South Korea’s Kospi led regional losses, tumbling as much as 10%, with trading briefly suspended, as energy security concerns vanquished optimism over the boost big tech companies like Samsung Electronics and SK Hynix are getting from expanding use of artificial intelligence.
By midday, the Kospi was down 9.6% at 5,235.72.
In Tokyo, the Nikkei 225 shed 3.9% to 54,090.11. Japan, like South Korea and Taiwan, depends heavily on imports of oil and natural gas from the Middle East that are now stranded in the Persian Gulf.
Elsewhere in Asia, the Hang Seng in Hong Kong fell 2.8% to 25,037.92 and the Shanghai Composite index was down 1.3% at 4,069.09.

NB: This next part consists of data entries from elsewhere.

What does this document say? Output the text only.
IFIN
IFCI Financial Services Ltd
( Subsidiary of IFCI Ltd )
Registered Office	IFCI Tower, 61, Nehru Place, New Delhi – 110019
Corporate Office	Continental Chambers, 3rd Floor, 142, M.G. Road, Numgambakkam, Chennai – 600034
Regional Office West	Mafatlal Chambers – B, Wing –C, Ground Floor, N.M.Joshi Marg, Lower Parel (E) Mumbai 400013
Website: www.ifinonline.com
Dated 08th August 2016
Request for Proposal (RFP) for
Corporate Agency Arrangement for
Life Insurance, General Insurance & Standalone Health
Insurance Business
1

In Australia, the S&P/ASX 200 declined 2% to 8,896.50.
Taiwan’s Taiex lost 3.4% and shares in Jakarta sank 3.7%.
On Tuesday, the S&P 500 finished with a loss of 0.9% after dropping as much as 2.5% on concerns over the war’s damage to the economy. The Dow Jones Industrial Average pared its loss to 0.8%, and the Nasdaq composite fell 1%.
Higher inflation partly due to the war could tie the Federal Reserve’s hands and keep it from cutting interest rates. The Fed lowered rates several times last year and indicated more cuts were to come in 2026. That would help boost the economy and job market, but lower rates can also worsen inflation.
The price of U.S. benchmark crude oil climbed 1.2% to $75.46 per barrel. Brent crude, the international standard, gained 1.5% to $82.61 per barrel.
The dollar was nearly unchanged at 157.55 Japanese yen. The euro slipped to $1.1599 from $1.1600.